Abstract:Current Vision-Language-Action (VLA) paradigms in end-to-end autonomous driving rely on offline training from static datasets, leaving them vulnerable to distribution shift. Recent post-training methods use takeover data to mitigate this by augmenting the dataset with high-quality expert takeover samples, yet they suffer from two key limitations: supervision restricted to the period after the takeover moments leads to policies with limited safety margins, and passive preference optimization lacks active exploration for optimal performance. In this paper, we propose TakeVLA, a novel VLA post-training framework that overcomes these shortcomings through two complementary innovations. First, we introduce pre-takeover language supervision, which allows the VLA to learn from mistakes proactively.
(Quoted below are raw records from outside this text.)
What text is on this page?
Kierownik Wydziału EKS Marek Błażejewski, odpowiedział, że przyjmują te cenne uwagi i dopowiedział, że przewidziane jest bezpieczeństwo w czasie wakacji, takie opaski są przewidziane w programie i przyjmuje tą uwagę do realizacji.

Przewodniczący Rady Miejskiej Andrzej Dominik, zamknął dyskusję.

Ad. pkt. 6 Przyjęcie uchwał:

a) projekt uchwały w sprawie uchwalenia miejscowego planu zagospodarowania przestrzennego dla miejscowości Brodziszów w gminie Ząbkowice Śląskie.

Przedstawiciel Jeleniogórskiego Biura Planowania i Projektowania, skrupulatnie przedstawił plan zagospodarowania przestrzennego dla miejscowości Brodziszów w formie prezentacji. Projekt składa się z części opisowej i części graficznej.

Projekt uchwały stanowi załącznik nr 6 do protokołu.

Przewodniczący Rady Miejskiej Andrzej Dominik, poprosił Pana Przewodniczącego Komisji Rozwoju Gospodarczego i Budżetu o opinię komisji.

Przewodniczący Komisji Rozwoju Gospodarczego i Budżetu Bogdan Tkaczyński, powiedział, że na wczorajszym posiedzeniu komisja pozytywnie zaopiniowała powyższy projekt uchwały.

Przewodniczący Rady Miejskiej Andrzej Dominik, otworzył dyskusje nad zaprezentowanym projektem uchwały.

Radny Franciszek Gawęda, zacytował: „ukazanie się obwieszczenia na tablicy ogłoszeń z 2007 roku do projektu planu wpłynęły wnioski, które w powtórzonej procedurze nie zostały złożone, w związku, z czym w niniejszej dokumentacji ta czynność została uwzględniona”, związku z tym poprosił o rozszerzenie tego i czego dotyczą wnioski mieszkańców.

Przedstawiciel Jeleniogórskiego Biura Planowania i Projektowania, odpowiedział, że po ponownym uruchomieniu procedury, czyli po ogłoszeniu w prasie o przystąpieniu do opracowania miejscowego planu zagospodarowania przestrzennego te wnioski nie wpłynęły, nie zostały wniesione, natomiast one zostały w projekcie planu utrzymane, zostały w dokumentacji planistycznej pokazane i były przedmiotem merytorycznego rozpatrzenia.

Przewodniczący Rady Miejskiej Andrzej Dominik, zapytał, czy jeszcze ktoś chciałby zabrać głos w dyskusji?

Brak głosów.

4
By explicitly teaching the model about what to do in error-prone situations, we cultivate a precautionary mindset that anticipates hazards early and substantially enlarges safety margins. Second, we propose Scenario Dreaming, a reinforcement fine-tuning paradigm that operates in reconstruceted takeover scenarios, encouraging active exploration beyond mere preference fitting. Experiments on the Bench2Drive benchmark demonstrate that TakeVLA achieves state-of-the-art closed-loop performance, surpassing the strong VLA baseline SimLingo by 4.93 in driving score, with an enhanced safety margin as evidenced by an 11.76% increase in average TTC.